J.W. knew this was a huge piece of information. He was a public figure, an official who swore an oath to uphold the Constitution. He went back to his mentor, Mario Castillo, a San Angelo native who had introduced J.W.’s parents to one another and then went on to work on Capitol Hill. Castillo is now a very well-connected Washington, D.C., lobbyist and he made a few calls for J.W., including to an immigration attorney. They were told that J.W. could not do anything about Gabriel’s status and that the mayor could face charges for “harboring an illegal alien” or other offenses.

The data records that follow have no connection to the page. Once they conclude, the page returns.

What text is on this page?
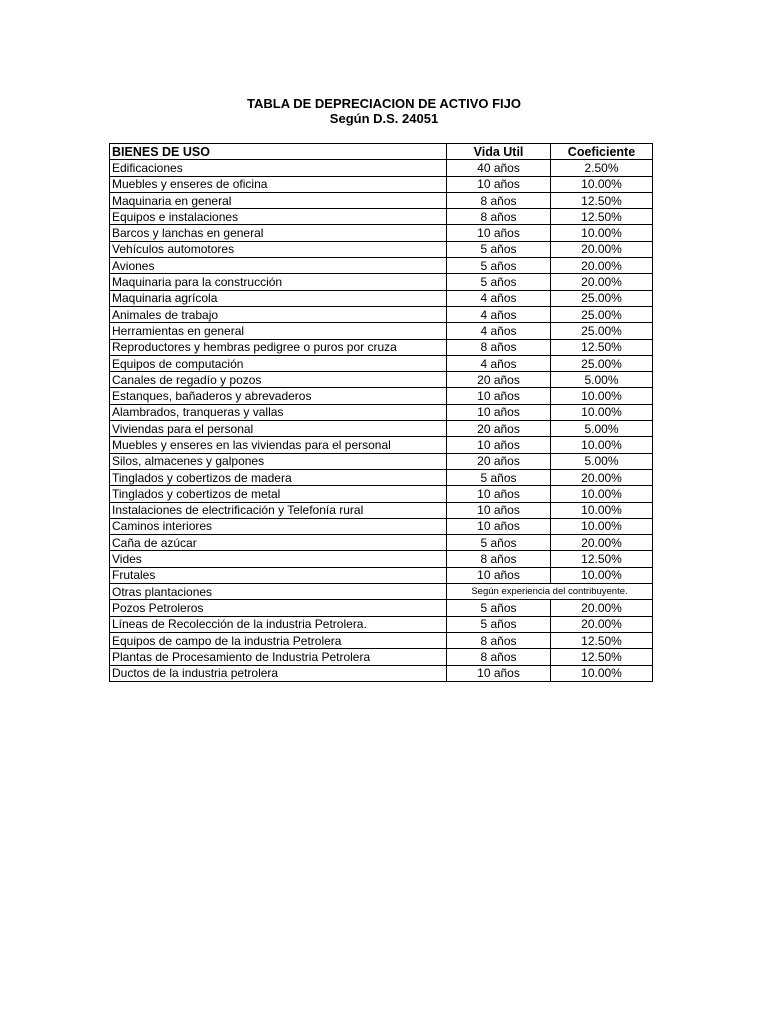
TABLA DE DEPRECIACION DE ACTIVO FIJO
Según D.S. 24051
BIENES DE USO	Vida Util	Coeficiente
Edificaciones	40 años	2.50%
Muebles y enseres de oficina	10 años	10.00%
Maquinaria en general	8 años	12.50%
Equipos e instalaciones	8 años	12.50%
Barcos y lanchas en general	10 años	10.00%
Vehículos automotores	5 años	20.00%
Aviones	5 años	20.00%
Maquinaria para la construcción	5 años	20.00%
Maquinaria agrícola	4 años	25.00%
Animales de trabajo	4 años	25.00%
Herramientas en general	4 años	25.00%
Reproductores y hembras pedigree o puros por cruza	8 años	12.50%
Equipos de computación	4 años	25.00%
Canales de regadío y pozos	20 años	5.00%
Estanques, bañaderos y abrevaderos	10 años	10.00%
Alambrados, tranqueras y vallas	10 años	10.00%
Viviendas para el personal	20 años	5.00%
Muebles y enseres en las viviendas para el personal	10 años	10.00%
Silos, almacenes y galpones	20 años	5.00%
Tinglados y cobertizos de madera	5 años	20.00%
Tinglados y cobertizos de metal	10 años	10.00%
Instalaciones de electrificación y Telefonía rural	10 años	10.00%
Caminos interiores	10 años	10.00%
Caña de azúcar	5 años	20.00%
Vides	8 años	12.50%
Frutales	10 años	10.00%
Otras plantaciones	Según experiencia del contribuyente.	
Pozos Petroleros	5 años	20.00%
Líneas de Recolección de la industria Petrolera.	5 años	20.00%
Equipos de campo de la industria Petrolera	8 años	12.50%
Plantas de Procesamiento de Industria Petrolera	8 años	12.50%
Ductos de la industria petrolera	10 años	10.00%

“At that moment I realized I had to make a decision—politics or Gabriel,” J.W. said. He decided to break off the relationship before it became public. It was a week before the election. J.W. went to Gabriel’s apartment and told him they couldn’t see each other anymore. It felt like sticking a knife in his own heart, he said, but he did not see any other way. Gabriel was crushed as well. He called some friends from the city a few hours away where he had attended high school and they picked him up. He laid low for the weekend, read a good book and sent J.W. a text, congratulating him on his fourth win. When Gabriel got back to San Angelo, there was a letter waiting for him. J.W. wrote and told him that he wanted to be with him but that it was very complicated. In all, he mailed three letters that week between the election and his swearing in. “In the letters I said please work with me. I’m in the middle of a very difficult situation. I love you. I care about you deeply… I can’t be an official and be with you,” J.W. recalled. Gabriel wrote back and told J.W. he trusted him and that he knew he had to figure out what to do. “It’s his decision—just like when he broke up with me,” Gabriel said. “I cannot think for him. We each have to make our own decisions.” “It was like we were oceans apart, and we were in the same town,” J.W. said.
By the third letter the two had hatched a plan. It was tentative but it was a plan. J.W. continued to make inquiries about getting a green card or student visa for Gabriel. He told his childhood friend what was going on but no one else. He did not see Gabriel, but Gabriel was the only thing on his mind that week, despite the headlines and the speeches and the post-campaign wrap-up. They would have to find a way to be together.
(…)
Even if DOMA is overturned or if the Uniting American Families Act passes Congress, couples like J.W. and Gabriel—with three and ten year bars—will still be kept out of the country, just as Nicole and Margo are. J.W. and Gabriel are not in a rush to move back to Texas, but they would like to go home to J.W.’s ranch and spend Christmas with his sister and many dear friends. J.W. is not in a rush to get back into politics either, but he would like the option and many of his former constituents would like him to return as well. “It would be nice to have the flexibility to make a life with Gabriel in the United States, but this is the second best option,” he said. In many ways, same-sex binational couples have made more progress on the immigration front than any other group of immigrant families. They will most likely win access to immigration benefits and all of the other federal benefits that DOMA denies them in the near future. But as long as the three-year, ten-year and permanent bars remain, it’s still a race to nowhere for Gabriel and Ottie and their American families.